- Jackeys Marsh
- Coordinates: 41°42′03″S 146°40′13″E﻿ / ﻿41.7009°S 146.6703°E
- Population: 40 (2016 census)
- Postcode(s): 7304
- Location: 42 km (26 mi) SW of Westbury
- LGA(s): Meander Valley
- Region: Launceston
- State electorate(s): Lyons
- Federal division(s): Lyons
Localities around Jackeys Marsh:
| Meander | Meander, Golden Valley | Golden Valley |
| Meander | Jackeys Marsh | Golden Valley, Liffey |
| Meander | Central Plateau | Central Plateau |

= Jackeys Marsh, Tasmania =

Jackeys Marsh is a rural locality in the local government area (LGA) of Meander Valley in the Launceston LGA region of Tasmania.
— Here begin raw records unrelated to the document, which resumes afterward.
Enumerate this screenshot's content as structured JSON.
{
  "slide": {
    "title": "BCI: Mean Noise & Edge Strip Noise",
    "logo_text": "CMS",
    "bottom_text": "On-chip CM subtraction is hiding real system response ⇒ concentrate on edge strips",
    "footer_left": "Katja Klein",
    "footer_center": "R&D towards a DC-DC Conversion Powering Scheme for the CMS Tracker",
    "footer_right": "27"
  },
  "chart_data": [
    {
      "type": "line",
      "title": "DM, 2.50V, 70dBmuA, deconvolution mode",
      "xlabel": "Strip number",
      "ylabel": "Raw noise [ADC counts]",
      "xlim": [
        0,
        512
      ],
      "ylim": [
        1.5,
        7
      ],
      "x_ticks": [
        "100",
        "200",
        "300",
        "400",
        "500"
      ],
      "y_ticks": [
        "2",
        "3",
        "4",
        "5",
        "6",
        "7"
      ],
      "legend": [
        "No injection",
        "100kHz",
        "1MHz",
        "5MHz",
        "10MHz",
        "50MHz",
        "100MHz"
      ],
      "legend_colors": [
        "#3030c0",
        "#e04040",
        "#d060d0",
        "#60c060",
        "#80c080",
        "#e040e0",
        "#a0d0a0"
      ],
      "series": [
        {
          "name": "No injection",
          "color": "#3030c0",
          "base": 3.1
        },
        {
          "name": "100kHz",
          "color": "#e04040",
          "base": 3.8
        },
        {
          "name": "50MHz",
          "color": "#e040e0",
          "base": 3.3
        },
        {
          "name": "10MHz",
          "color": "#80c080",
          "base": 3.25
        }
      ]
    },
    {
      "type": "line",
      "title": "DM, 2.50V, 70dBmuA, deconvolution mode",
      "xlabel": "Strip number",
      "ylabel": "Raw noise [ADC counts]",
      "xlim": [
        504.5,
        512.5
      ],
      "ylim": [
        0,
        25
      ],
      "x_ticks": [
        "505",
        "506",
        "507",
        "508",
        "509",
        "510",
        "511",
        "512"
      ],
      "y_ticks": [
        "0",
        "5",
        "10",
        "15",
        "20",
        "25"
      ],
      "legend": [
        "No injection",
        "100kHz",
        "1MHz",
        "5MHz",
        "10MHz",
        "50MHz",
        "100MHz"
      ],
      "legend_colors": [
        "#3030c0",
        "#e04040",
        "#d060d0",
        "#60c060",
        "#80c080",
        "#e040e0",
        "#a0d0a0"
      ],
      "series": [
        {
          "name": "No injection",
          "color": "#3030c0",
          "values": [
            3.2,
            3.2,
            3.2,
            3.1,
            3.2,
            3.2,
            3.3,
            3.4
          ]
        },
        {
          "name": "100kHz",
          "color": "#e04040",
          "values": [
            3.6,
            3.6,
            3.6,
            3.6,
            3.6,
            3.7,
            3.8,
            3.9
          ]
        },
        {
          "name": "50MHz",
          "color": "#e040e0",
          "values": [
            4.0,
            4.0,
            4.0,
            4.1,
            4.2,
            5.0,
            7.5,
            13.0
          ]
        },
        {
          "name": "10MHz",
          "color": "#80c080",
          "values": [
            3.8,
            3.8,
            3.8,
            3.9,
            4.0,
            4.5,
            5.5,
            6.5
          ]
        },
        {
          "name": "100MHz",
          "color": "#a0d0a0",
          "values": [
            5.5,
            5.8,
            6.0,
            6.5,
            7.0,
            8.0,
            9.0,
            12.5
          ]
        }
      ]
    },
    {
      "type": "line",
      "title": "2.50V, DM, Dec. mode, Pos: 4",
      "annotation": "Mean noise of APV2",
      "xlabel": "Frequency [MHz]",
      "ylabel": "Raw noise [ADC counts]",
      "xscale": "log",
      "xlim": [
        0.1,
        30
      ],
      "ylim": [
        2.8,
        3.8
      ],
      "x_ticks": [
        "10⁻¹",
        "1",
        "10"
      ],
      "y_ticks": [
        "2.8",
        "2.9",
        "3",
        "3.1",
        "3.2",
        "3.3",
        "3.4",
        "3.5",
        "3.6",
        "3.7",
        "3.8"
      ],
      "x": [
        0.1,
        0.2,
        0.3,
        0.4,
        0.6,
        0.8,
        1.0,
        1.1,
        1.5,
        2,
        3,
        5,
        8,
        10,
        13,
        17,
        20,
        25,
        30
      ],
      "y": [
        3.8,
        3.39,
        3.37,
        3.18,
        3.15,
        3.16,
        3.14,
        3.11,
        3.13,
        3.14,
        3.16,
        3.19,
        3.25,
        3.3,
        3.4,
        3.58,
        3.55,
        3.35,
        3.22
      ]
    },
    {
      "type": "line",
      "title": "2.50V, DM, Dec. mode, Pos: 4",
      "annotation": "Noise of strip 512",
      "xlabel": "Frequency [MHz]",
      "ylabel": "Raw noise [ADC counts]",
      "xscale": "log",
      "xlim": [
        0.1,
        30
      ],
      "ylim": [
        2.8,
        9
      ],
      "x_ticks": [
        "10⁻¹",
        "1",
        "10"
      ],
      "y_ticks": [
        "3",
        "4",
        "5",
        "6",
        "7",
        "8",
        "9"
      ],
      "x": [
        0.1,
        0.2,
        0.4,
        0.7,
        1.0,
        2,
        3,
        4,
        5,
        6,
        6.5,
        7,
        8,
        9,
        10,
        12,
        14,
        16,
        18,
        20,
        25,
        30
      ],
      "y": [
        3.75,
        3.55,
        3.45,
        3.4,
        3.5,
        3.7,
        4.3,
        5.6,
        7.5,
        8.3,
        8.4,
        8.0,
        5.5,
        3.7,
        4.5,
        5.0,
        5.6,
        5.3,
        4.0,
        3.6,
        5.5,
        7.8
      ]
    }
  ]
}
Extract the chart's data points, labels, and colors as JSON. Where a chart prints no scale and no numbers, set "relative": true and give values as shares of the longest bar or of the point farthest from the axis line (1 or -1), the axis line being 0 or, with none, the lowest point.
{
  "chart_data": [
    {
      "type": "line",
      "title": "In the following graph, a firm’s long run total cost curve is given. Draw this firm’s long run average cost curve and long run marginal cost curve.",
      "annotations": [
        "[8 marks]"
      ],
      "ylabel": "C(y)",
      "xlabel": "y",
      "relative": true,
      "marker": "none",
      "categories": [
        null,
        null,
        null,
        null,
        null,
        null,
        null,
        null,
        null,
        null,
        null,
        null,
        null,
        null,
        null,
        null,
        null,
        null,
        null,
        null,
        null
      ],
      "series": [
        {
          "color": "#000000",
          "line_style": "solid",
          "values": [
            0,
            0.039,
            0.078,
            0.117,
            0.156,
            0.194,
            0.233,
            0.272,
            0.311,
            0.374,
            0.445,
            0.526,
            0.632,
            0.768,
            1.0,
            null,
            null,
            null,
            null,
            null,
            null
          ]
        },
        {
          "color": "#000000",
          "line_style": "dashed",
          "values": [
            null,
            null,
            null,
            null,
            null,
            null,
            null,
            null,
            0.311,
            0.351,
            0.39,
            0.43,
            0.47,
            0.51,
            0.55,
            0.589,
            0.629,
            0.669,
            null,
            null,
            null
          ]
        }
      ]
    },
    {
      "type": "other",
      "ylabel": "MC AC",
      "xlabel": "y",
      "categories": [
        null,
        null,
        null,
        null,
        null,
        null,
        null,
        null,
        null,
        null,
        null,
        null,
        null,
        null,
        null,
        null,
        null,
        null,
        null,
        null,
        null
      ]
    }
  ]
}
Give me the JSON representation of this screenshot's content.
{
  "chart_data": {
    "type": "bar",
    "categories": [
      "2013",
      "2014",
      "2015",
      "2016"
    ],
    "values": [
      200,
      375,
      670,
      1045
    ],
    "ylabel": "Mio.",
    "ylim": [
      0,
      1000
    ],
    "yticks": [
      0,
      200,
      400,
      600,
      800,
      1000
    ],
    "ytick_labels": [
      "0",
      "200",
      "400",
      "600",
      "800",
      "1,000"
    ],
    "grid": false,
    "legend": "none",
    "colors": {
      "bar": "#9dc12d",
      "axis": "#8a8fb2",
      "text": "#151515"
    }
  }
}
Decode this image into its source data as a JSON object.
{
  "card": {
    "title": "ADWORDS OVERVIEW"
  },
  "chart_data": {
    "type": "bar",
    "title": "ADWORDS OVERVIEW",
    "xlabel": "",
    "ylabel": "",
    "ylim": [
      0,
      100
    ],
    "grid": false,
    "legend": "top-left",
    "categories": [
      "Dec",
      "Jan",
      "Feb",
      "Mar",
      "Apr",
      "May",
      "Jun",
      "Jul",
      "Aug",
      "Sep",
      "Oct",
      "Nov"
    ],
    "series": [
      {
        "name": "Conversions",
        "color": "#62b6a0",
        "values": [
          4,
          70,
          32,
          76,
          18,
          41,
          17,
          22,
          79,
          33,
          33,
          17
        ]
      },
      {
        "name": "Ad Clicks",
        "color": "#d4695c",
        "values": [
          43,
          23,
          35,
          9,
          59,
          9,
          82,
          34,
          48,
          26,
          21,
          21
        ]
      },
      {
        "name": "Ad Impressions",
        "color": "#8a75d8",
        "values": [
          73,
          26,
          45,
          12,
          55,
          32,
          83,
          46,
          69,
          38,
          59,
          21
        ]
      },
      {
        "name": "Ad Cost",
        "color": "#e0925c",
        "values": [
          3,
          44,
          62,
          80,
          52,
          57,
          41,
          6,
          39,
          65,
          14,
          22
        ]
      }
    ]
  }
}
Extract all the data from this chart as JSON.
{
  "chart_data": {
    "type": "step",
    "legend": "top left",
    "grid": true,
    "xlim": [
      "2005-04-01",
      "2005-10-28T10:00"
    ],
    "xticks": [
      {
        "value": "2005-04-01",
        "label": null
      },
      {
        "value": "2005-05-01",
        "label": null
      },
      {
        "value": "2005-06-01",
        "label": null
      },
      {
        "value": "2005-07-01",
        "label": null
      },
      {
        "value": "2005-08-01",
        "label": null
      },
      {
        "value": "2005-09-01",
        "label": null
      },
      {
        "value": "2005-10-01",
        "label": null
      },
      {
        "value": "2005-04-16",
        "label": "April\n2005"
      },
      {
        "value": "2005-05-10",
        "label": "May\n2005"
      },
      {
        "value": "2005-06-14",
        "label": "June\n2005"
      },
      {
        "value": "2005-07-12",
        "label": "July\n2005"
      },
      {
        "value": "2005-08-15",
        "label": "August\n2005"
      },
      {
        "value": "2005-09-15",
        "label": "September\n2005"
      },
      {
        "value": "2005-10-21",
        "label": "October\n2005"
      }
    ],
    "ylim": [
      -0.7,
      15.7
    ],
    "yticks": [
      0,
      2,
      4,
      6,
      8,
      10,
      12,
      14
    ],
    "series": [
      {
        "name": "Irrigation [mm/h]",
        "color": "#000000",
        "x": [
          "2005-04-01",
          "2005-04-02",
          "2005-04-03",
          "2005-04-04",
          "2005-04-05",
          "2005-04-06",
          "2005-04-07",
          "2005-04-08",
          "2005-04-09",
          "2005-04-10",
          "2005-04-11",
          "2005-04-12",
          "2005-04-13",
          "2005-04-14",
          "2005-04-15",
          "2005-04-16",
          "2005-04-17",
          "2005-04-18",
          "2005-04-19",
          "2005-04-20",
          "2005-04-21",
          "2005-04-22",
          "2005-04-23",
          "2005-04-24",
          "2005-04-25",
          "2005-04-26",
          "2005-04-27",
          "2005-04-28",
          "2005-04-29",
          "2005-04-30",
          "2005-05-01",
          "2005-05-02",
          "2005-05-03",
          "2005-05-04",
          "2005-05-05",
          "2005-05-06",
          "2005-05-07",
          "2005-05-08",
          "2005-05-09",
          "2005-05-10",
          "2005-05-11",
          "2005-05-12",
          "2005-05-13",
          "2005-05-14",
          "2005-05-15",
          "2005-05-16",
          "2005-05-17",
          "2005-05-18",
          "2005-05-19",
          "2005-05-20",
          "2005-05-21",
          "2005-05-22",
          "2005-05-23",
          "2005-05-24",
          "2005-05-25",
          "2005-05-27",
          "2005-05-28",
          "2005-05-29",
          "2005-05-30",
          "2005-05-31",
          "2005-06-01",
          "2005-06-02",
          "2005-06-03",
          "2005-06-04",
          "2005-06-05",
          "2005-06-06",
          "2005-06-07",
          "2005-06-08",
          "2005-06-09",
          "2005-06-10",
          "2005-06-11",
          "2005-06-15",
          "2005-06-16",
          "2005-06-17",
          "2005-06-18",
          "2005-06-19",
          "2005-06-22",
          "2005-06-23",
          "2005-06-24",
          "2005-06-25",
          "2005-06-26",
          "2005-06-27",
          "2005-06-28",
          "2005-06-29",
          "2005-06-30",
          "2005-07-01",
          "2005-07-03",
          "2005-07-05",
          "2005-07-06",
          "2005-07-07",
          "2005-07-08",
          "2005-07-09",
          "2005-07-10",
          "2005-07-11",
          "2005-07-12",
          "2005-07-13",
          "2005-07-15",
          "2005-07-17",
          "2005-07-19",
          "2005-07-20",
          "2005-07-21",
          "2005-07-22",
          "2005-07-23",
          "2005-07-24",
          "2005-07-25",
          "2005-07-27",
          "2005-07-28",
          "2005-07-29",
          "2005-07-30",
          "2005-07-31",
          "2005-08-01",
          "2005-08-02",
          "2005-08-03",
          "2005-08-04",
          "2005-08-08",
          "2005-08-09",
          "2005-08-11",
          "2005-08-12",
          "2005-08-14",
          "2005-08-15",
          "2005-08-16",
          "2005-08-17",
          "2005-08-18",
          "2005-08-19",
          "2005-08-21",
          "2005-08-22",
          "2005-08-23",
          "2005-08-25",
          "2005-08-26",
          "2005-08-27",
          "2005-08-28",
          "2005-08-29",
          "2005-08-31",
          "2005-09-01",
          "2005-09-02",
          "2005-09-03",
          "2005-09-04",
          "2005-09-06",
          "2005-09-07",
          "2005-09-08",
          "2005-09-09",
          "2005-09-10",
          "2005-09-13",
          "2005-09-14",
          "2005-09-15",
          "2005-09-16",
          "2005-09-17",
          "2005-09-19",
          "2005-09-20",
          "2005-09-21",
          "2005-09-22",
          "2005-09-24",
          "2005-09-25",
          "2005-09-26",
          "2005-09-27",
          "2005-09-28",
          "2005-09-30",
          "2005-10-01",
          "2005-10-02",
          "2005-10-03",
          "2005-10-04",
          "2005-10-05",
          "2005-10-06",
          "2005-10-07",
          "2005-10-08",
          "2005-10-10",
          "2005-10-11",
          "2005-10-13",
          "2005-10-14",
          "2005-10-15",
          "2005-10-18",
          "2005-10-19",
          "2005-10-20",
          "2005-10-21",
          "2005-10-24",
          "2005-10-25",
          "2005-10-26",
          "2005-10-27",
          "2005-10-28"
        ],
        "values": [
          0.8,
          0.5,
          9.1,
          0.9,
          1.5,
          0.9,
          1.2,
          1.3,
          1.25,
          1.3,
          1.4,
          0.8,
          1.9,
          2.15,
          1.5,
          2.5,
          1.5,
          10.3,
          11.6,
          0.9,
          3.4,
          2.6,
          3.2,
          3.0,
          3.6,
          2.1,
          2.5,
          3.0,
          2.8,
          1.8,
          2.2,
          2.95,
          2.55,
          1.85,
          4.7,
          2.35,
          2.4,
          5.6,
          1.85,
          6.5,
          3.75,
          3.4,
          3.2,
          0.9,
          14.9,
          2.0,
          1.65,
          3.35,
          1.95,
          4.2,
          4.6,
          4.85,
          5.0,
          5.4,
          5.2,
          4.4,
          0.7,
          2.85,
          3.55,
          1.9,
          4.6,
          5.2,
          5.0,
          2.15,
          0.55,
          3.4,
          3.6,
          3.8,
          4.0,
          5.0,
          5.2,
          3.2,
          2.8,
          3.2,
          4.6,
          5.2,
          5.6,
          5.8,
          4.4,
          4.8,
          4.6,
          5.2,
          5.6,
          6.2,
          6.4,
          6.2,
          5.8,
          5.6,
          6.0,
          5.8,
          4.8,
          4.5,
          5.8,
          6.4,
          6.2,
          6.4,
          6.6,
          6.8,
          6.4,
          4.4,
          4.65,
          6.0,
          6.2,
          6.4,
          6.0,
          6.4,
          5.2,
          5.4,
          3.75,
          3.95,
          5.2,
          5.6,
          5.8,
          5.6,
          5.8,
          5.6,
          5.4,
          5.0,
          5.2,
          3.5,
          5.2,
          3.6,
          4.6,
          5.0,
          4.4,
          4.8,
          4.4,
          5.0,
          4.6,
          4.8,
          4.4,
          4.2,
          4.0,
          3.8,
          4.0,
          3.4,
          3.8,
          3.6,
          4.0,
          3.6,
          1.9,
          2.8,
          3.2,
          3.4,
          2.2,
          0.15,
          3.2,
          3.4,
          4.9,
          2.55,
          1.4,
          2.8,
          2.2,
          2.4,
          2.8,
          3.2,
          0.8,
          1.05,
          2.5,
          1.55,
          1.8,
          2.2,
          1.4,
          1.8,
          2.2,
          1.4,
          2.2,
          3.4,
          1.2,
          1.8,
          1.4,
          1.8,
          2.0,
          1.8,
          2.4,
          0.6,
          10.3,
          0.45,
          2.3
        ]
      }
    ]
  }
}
The locality is about 42 km south-west of the town of Westbury. The 2016 census recorded a population of 40 for the state suburb of Jackeys Marsh.

==History==
Jackeys Marsh was gazetted as a locality in 1968.

==Geography==
The waters of Lake Huntsman and the Meander River form much of the western boundary.

==Road infrastructure==
Route C167 (Meander Road) passes to the north-west. From there East Meander Road and Jackeys Marsh Road provides access to the locality.